[Python][데이터 저장과 검색][Structured text files] JSON과 파이썬

2023-02-23 13 분 소요

JavaScript Object Notation (JSON)은 데이터 교환 포맷 중 하나이다. JSON에 대한 자세한 내용은 다음의 페이지들을 참고.
JSON 개요
JSON 문법
JSON Schema

JSON에 대한 내용은 따로 위 링크로 정리해두었으므로 여기서는 JSON 자체에 대한 내용보다는 파이썬에서 어떻게 JSON을 다룰 수 있는지에 초점을 맞출 것이다.

들어가기에 앞서 용어 몇 가지만 정리하죠

네트워크를 통해 데이터를 전달하거나 저장하기 위해 데이터를 일련의 바이트(a series of bytes)로 변환하는 과정, 즉 데이터를 JSON으로 인코딩하는 과정을 serialization (직렬화)라고 한다. 반대로 JSON으로 쓰여진 구조화된 데이터를 일반적인 데이터로 디코딩하는 과정을 deserialization (역직렬화)라고 한다.

파이썬에서 지원하는 json 모듈

파이썬에서는 JSON 데이터를 다루기 위해 내장 패키지인 json 모듈을 제공한다. 파이썬에서 JSON 데이터를 다룰려면 먼저 파이썬 파일에 다음의 문장을 넣으면 된다.

import json

JSON 직렬화

데이터를 JSON 데이터로 만들기 위해 파이썬의 json 모듈에서는 dump(), dumps() 메서드를 제공한다. dump() 메서드는 데이터를 파일로 쓰는데 사용되고, dumps() 메서드는 파이썬의 문자열 자료형으로 쓰는 데에 사용된다.

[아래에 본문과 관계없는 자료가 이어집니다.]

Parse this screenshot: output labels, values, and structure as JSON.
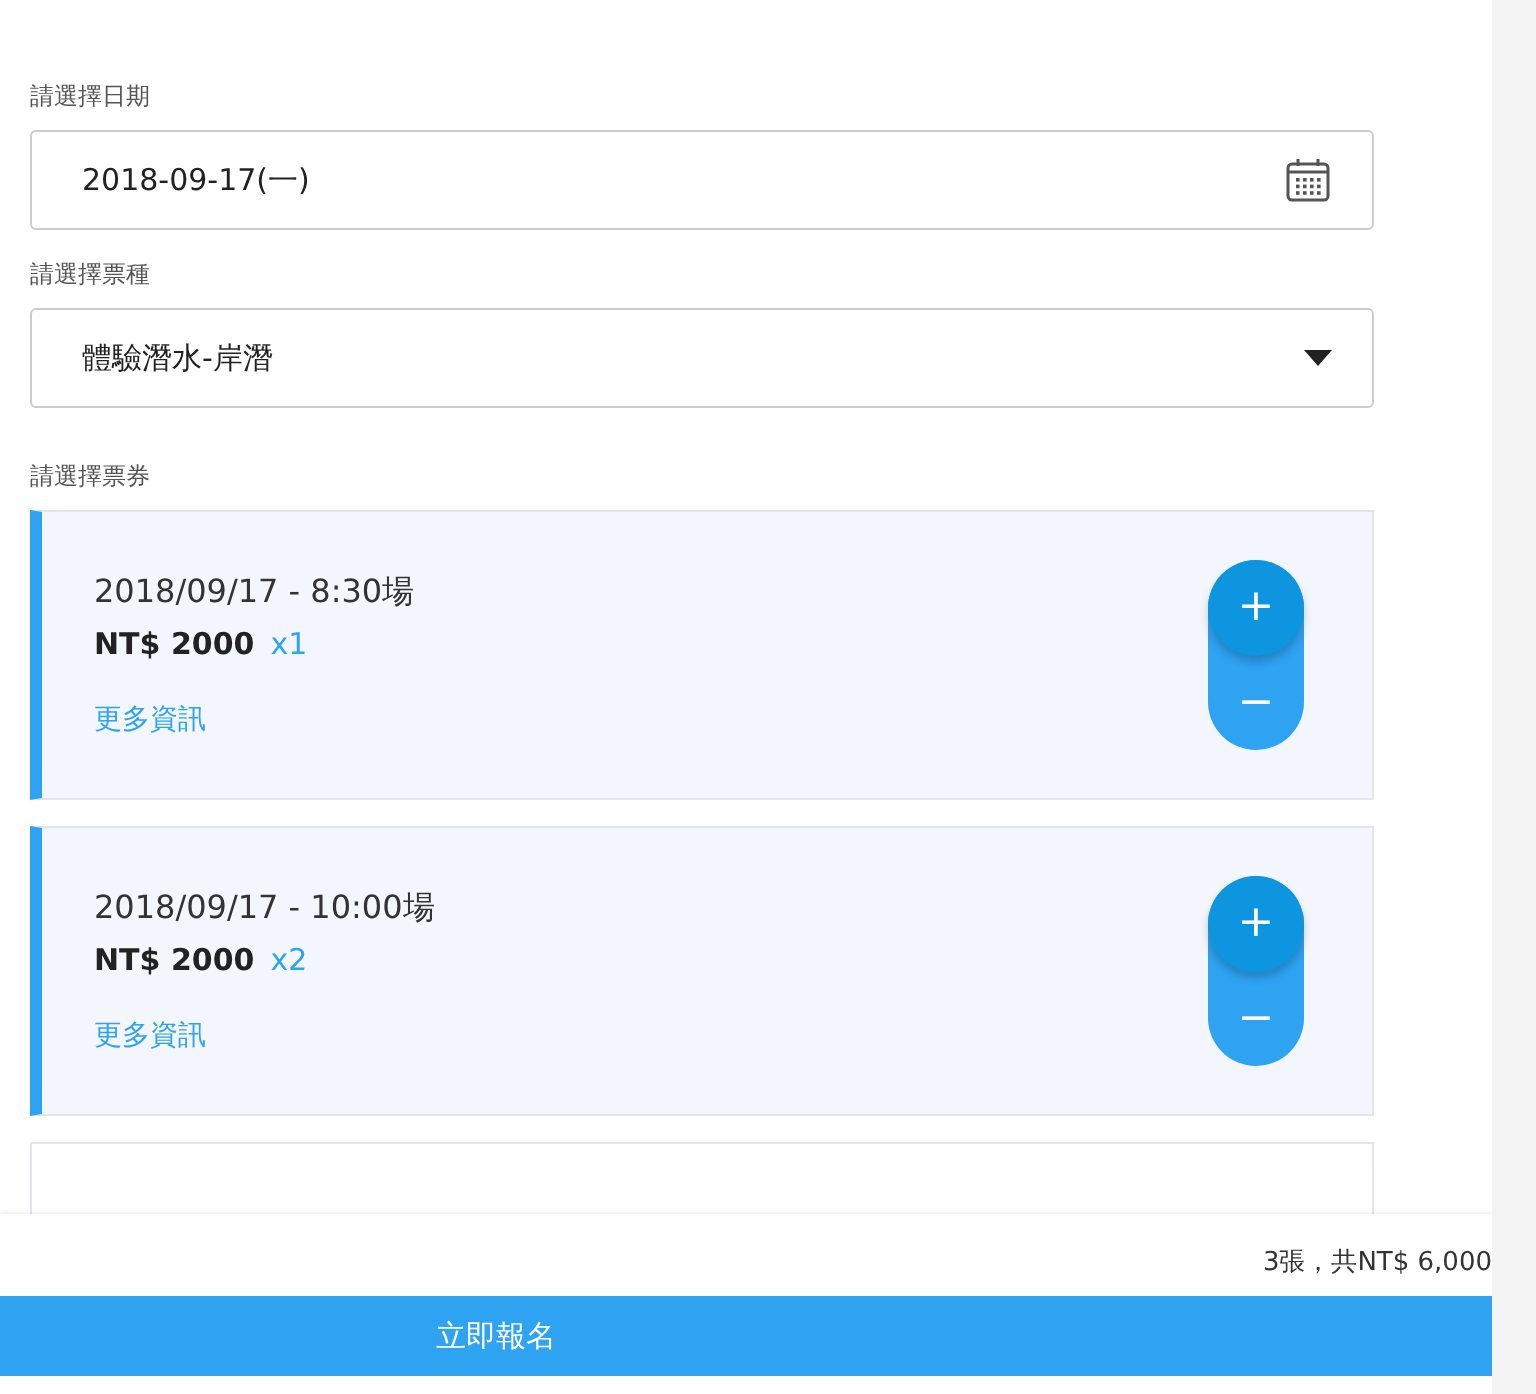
{
  "date_field": {
    "label": "請選擇日期",
    "value": "2018-09-17(一)"
  },
  "ticket_type": {
    "label": "請選擇票種",
    "value": "體驗潛水-岸潛"
  },
  "tickets_label": "請選擇票券",
  "tickets": [
    {
      "session": "2018/09/17 - 8:30場",
      "price": "NT$ 2000",
      "quantity": "x1",
      "link": "更多資訊",
      "increment": "+",
      "decrement": "−"
    },
    {
      "session": "2018/09/17 - 10:00場",
      "price": "NT$ 2000",
      "quantity": "x2",
      "link": "更多資訊",
      "increment": "+",
      "decrement": "−"
    }
  ],
  "summary": "3張，共NT$ 6,000",
  "submit_button": "立即報名"
}
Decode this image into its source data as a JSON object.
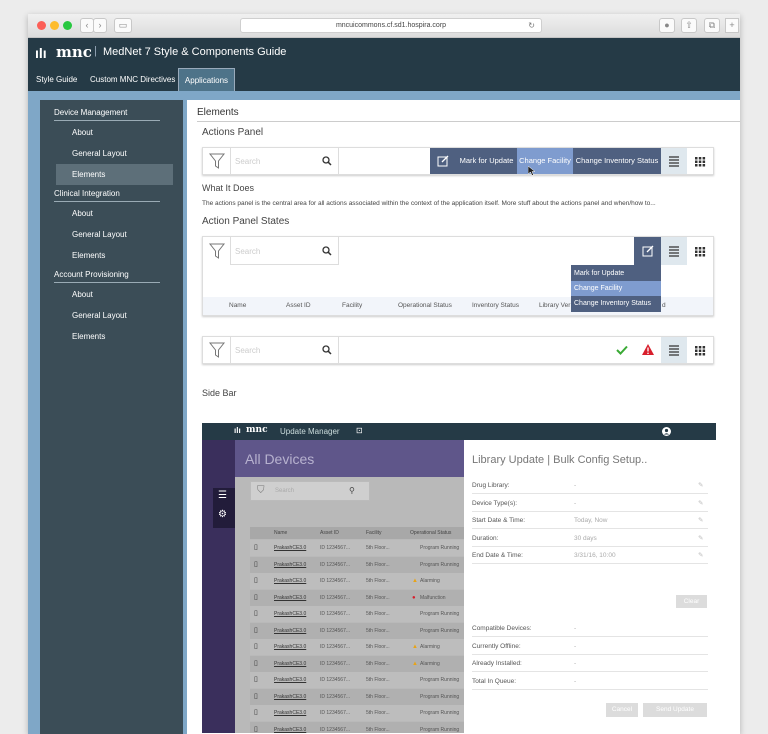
{
  "browser": {
    "url": "mncuicommons.cf.sd1.hospira.corp"
  },
  "app": {
    "logo": "mnc",
    "title": "MedNet 7 Style & Components Guide"
  },
  "tabs": [
    "Style Guide",
    "Custom MNC Directives",
    "Applications"
  ],
  "sidebar": {
    "sections": [
      {
        "title": "Device Management",
        "items": [
          "About",
          "General Layout",
          "Elements"
        ]
      },
      {
        "title": "Clinical Integration",
        "items": [
          "About",
          "General Layout",
          "Elements"
        ]
      },
      {
        "title": "Account Provisioning",
        "items": [
          "About",
          "General Layout",
          "Elements"
        ]
      }
    ]
  },
  "main": {
    "heading": "Elements",
    "actions_panel_title": "Actions Panel",
    "search_placeholder": "Search",
    "actions": {
      "mark": "Mark for Update",
      "change_facility": "Change Facility",
      "change_status": "Change Inventory Status"
    },
    "what_title": "What It Does",
    "what_text": "The actions panel is the central area for all actions associated within the context of the application itself. More stuff about the actions panel and when/how to...",
    "states_title": "Action Panel States",
    "table_headers": [
      "Name",
      "Asset ID",
      "Facility",
      "Operational Status",
      "Inventory Status",
      "Library Ver",
      "d"
    ],
    "sidebar_title": "Side Bar"
  },
  "screenshot": {
    "logo": "mnc",
    "app_name": "Update Manager",
    "left_title": "All Devices",
    "search_placeholder": "Search",
    "columns": [
      "Name",
      "Asset ID",
      "Facility",
      "Operational Status"
    ],
    "rows": [
      {
        "name": "PrakashCE3.0",
        "asset": "ID 1234567...",
        "facility": "5th Floor...",
        "status": "Program Running",
        "alert": ""
      },
      {
        "name": "PrakashCE3.0",
        "asset": "ID 1234567...",
        "facility": "5th Floor...",
        "status": "Program Running",
        "alert": ""
      },
      {
        "name": "PrakashCE3.0",
        "asset": "ID 1234567...",
        "facility": "5th Floor...",
        "status": "Alarming",
        "alert": "warn"
      },
      {
        "name": "PrakashCE3.0",
        "asset": "ID 1234567...",
        "facility": "5th Floor...",
        "status": "Malfunction",
        "alert": "error"
      },
      {
        "name": "PrakashCE3.0",
        "asset": "ID 1234567...",
        "facility": "5th Floor...",
        "status": "Program Running",
        "alert": ""
      },
      {
        "name": "PrakashCE3.0",
        "asset": "ID 1234567...",
        "facility": "5th Floor...",
        "status": "Program Running",
        "alert": ""
      },
      {
        "name": "PrakashCE3.0",
        "asset": "ID 1234567...",
        "facility": "5th Floor...",
        "status": "Alarming",
        "alert": "warn"
      },
      {
        "name": "PrakashCE3.0",
        "asset": "ID 1234567...",
        "facility": "5th Floor...",
        "status": "Alarming",
        "alert": "warn"
      },
      {
        "name": "PrakashCE3.0",
        "asset": "ID 1234567...",
        "facility": "5th Floor...",
        "status": "Program Running",
        "alert": ""
      },
      {
        "name": "PrakashCE3.0",
        "asset": "ID 1234567...",
        "facility": "5th Floor...",
        "status": "Program Running",
        "alert": ""
      },
      {
        "name": "PrakashCE3.0",
        "asset": "ID 1234567...",
        "facility": "5th Floor...",
        "status": "Program Running",
        "alert": ""
      },
      {
        "name": "PrakashCE3.0",
        "asset": "ID 1234567...",
        "facility": "5th Floor...",
        "status": "Program Running",
        "alert": ""
      }
    ],
    "flyout_title": "Library Update | Bulk Config Setup..",
    "fields": [
      {
        "label": "Drug Library:",
        "value": "-",
        "edit": true
      },
      {
        "label": "Device Type(s):",
        "value": "-",
        "edit": true
      },
      {
        "label": "Start Date & Time:",
        "value": "Today, Now",
        "edit": true
      },
      {
        "label": "Duration:",
        "value": "30 days",
        "edit": true
      },
      {
        "label": "End Date & Time:",
        "value": "3/31/16, 10:00",
        "edit": true
      }
    ],
    "clear_label": "Clear",
    "stats": [
      {
        "label": "Compatible Devices:",
        "value": "-"
      },
      {
        "label": "Currently Offline:",
        "value": "-"
      },
      {
        "label": "Already Installed:",
        "value": "-"
      },
      {
        "label": "Total In Queue:",
        "value": "-"
      }
    ],
    "cancel_label": "Cancel",
    "send_label": "Send Update"
  },
  "colors": {
    "header": "#253a46",
    "sidebar": "#3b4d57",
    "action_bar": "#4f6080",
    "highlight": "#7f9ccf",
    "ok": "#3aaa35",
    "error": "#d81e2c"
  }
}
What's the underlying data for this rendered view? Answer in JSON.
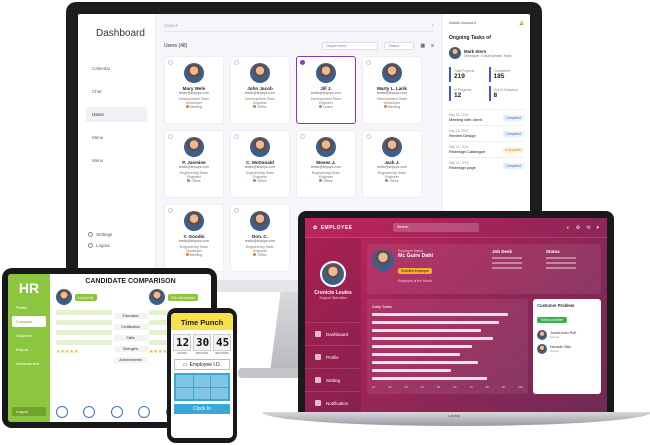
{
  "dashboard": {
    "title": "Dashboard",
    "nav": [
      "Calendar",
      "Chat",
      "Users",
      "Menu",
      "Menu"
    ],
    "bottom_nav": [
      "Settings",
      "Logout"
    ],
    "search_placeholder": "Search",
    "users_title": "Users (48)",
    "select1": "Department",
    "select2": "Status",
    "users": [
      {
        "name": "Mary Wels",
        "email": "testlx@khysys.com",
        "team": "Development Team",
        "role": "Developer",
        "status": "Meeting"
      },
      {
        "name": "John Jacob",
        "email": "testlx@khysys.com",
        "team": "Development Team",
        "role": "Engineer",
        "status": "Office"
      },
      {
        "name": "Jill J.",
        "email": "testlx@khysys.com",
        "team": "Development Team",
        "role": "Engineer",
        "status": "Leave"
      },
      {
        "name": "Marty L. Larik",
        "email": "testlx@khysys.com",
        "team": "Development Team",
        "role": "Developer",
        "status": "Meeting"
      },
      {
        "name": "P. Jasmine",
        "email": "testlx@khysys.com",
        "team": "Engineering Team",
        "role": "Engineer",
        "status": "Office"
      },
      {
        "name": "C. McDonald",
        "email": "testlx@khysys.com",
        "team": "Engineering Team",
        "role": "Engineer",
        "status": "Office"
      },
      {
        "name": "Moses J.",
        "email": "testlx@khysys.com",
        "team": "Engineering Team",
        "role": "Engineer",
        "status": "Office"
      },
      {
        "name": "Jack J.",
        "email": "testlx@khysys.com",
        "team": "Engineering Team",
        "role": "Engineer",
        "status": "Office"
      },
      {
        "name": "Y. Goodin",
        "email": "testlx@khysys.com",
        "team": "Engineering Team",
        "role": "Developer",
        "status": "Meeting"
      },
      {
        "name": "Don. C.",
        "email": "testlx@khysys.com",
        "team": "Engineering Team",
        "role": "Engineer",
        "status": "Office"
      }
    ],
    "right": {
      "account": "Admin Account",
      "ongoing_title": "Ongoing Tasks of",
      "assignee_name": "Mark Stern",
      "assignee_role": "Developer / Development Team",
      "stats": [
        {
          "label": "Total Projects",
          "value": "219"
        },
        {
          "label": "Completed",
          "value": "185"
        },
        {
          "label": "In Progress",
          "value": "12"
        },
        {
          "label": "Out of Schedule",
          "value": "8"
        }
      ],
      "tasks": [
        {
          "date": "May 18, 2019",
          "name": "Meeting with client",
          "status": "Completed"
        },
        {
          "date": "May 18, 2019",
          "name": "Review Design",
          "status": "Completed"
        },
        {
          "date": "May 18, 2019",
          "name": "Redesign Catalogue",
          "status": "In progress"
        },
        {
          "date": "May 18, 2019",
          "name": "Redesign page",
          "status": "Completed"
        }
      ]
    }
  },
  "employee": {
    "logo": "EMPLOYEE",
    "search": "Search",
    "header_icons": [
      "◐",
      "⚙",
      "⟲",
      "▾"
    ],
    "profile_name": "Cronicle Loules",
    "profile_role": "Support Specialist",
    "nav": [
      "Dashboard",
      "Profile",
      "Setting",
      "Notification"
    ],
    "employee_label": "Employee Name",
    "employee_name": "Mc Guire Dahl",
    "employee_pill": "Excellent Employee",
    "employee_sub": "Employee of the Month",
    "col1": "Job Desk",
    "col2": "Status",
    "chart_title": "Daily Sales",
    "axis": [
      "10",
      "20",
      "30",
      "40",
      "50",
      "60",
      "70",
      "80",
      "90",
      "100"
    ],
    "problem_title": "Customer Problem",
    "problem_badge": "Solved problem",
    "people": [
      {
        "name": "Jonah-scan Roff",
        "sub": "Solved"
      },
      {
        "name": "Nanade Ottis",
        "sub": "Solved"
      }
    ],
    "brand": "Laptop"
  },
  "hr": {
    "logo": "HR",
    "nav": [
      "Profile",
      "Compare",
      "Students",
      "Report",
      "Achievement"
    ],
    "logout": "Logout",
    "title": "CANDIDATE COMPARISON",
    "cand1": "Lionel M.",
    "cand2": "Chr.Anderson",
    "labels": [
      "Education",
      "Certification",
      "Skills",
      "Strengths",
      "Achievements"
    ],
    "stars": "★★★★★"
  },
  "timepunch": {
    "title": "Time Punch",
    "hours": "12",
    "minutes": "30",
    "seconds": "45",
    "units": [
      "HOURS",
      "MINUTES",
      "SECONDS"
    ],
    "employee_id": "Employee I.D.",
    "clock_in": "Clock In"
  }
}
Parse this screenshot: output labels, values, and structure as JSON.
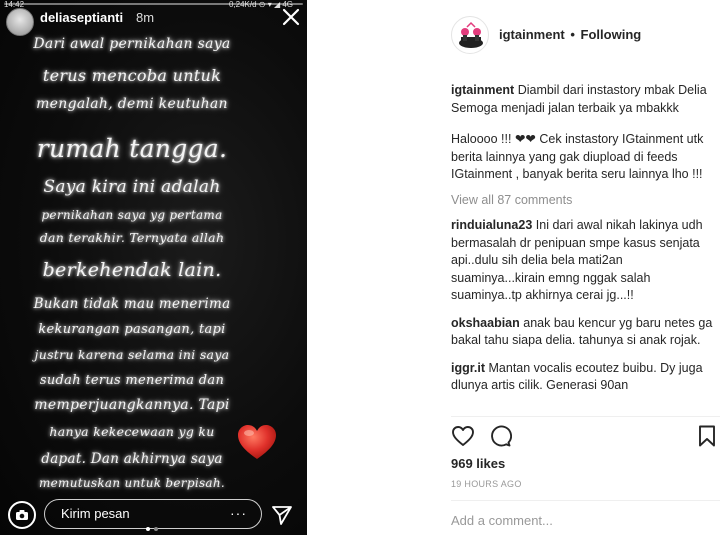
{
  "story": {
    "status_time": "14:42",
    "status_right": "0,24K/d ⊙ ▾ ◢ 4G",
    "username": "deliaseptianti",
    "time_ago": "8m",
    "lines": [
      "Dari awal pernikahan saya",
      "terus mencoba untuk",
      "mengalah, demi keutuhan",
      "rumah tangga.",
      "Saya kira ini adalah",
      "pernikahan saya yg pertama",
      "dan terakhir. Ternyata allah",
      "berkehendak lain.",
      "Bukan tidak mau menerima",
      "kekurangan pasangan, tapi",
      "justru karena selama ini saya",
      "sudah terus menerima dan",
      "memperjuangkannya. Tapi",
      "hanya kekecewaan yg ku",
      "dapat. Dan akhirnya saya",
      "memutuskan untuk berpisah."
    ],
    "reply_placeholder": "Kirim pesan",
    "reply_more": "···"
  },
  "post": {
    "account": "igtainment",
    "separator": "•",
    "follow_status": "Following",
    "caption": {
      "username": "igtainment",
      "line1": "Diambil dari instastory mbak Delia",
      "line2": "Semoga menjadi jalan terbaik ya mbakkk",
      "para2_prefix": "Haloooo !!! ",
      "hearts": "❤❤",
      "para2_rest": " Cek instastory IGtainment utk berita lainnya yang gak diupload di feeds IGtainment , banyak berita seru lainnya lho !!!"
    },
    "view_all": "View all 87 comments",
    "comments": [
      {
        "username": "rinduialuna23",
        "text": "Ini dari awal nikah lakinya udh bermasalah dr penipuan smpe kasus senjata api..dulu sih delia bela mati2an suaminya...kirain emng nggak salah suaminya..tp akhirnya cerai jg...!!"
      },
      {
        "username": "okshaabian",
        "text": "anak bau kencur yg baru netes ga bakal tahu siapa delia. tahunya si anak rojak."
      },
      {
        "username": "iggr.it",
        "text": "Mantan vocalis ecoutez buibu. Dy juga dlunya artis cilik. Generasi 90an"
      }
    ],
    "likes": "969 likes",
    "timestamp": "19 HOURS AGO",
    "add_comment_placeholder": "Add a comment..."
  },
  "colors": {
    "story_bg": "#0c0c0c",
    "story_text_glow": "#ffffff",
    "heart_red": "#e0312b",
    "text_primary": "#262626",
    "text_muted": "#8e8e8e"
  },
  "icons": {
    "close": "close-icon",
    "camera": "camera-icon",
    "send": "send-icon",
    "like": "heart-outline-icon",
    "comment": "comment-icon",
    "bookmark": "bookmark-icon"
  }
}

JSON 문법과 파이썬에서 쓰이는 자료형의 형태를 보면 비슷한 점이 많다. 예를 들어 파이썬에서는 dictionary를 나타내기 위해 중괄호 ( {} )를 쓰는데, 이는 JSON에서 객체를 표현하기 위해 쓰이는 중괄호 표시와 똑같다. 모습만 비슷한 것 뿐만 아니라 실제로도 파이썬의 특정 자료형들은 JSON의 특정 자료형으로 직렬화될 수 있다. 다음은 그에 대한 표이다.

python to JSON

python	JSON
dict	object
list, tuple	array
str	string
int, long, float	number
True	true
False	false
None	null

다음의 예는 파이썬 모듈에서 변수에 JSON 데이터를 파이썬의 dictionary, string, list 등을 이용하여 작성하고, 이를 JSON 데이터로 변환하여 JSON 파일에 저장하는 예제이다.

import json

json_data = {
    "user": "나이썬",
    "details": {
        "serialNumber": 5,
        "age": 25,
        "main job": "프리랜서 개발자",
        "second job": "배달",
        "hobby" : [
            "유튜브 보기", "넷플릭스 보기", "헬스"
        ]
    }
}

with open("user_data.json", "w") as write_file:
    json.dump(json_data, write_file)

{"user": "\ub098\uc774\uc36c", "details": {"serialNumber": 5, "age": 25, "main job": "\ud504\ub9ac\ub79c\uc11c \uac1c\ubc1c\uc790", "second job": "\ubc30\ub2ec", "hobby": ["\uc720\ud29c\ube0c \ubcf4\uae30", "\ub137\ud50c\ub9ad\uc2a4 \ubcf4\uae30", "\ud5ec\uc2a4"]}}

dump() 메서드를 자세히 보면, 첫 번째 인자로 직렬화될 데이터 객체가 들어가고, 두 번째 인자로 파일로 저장하기 위해 사용된 파일 객체가 들어감을 알 수 있다.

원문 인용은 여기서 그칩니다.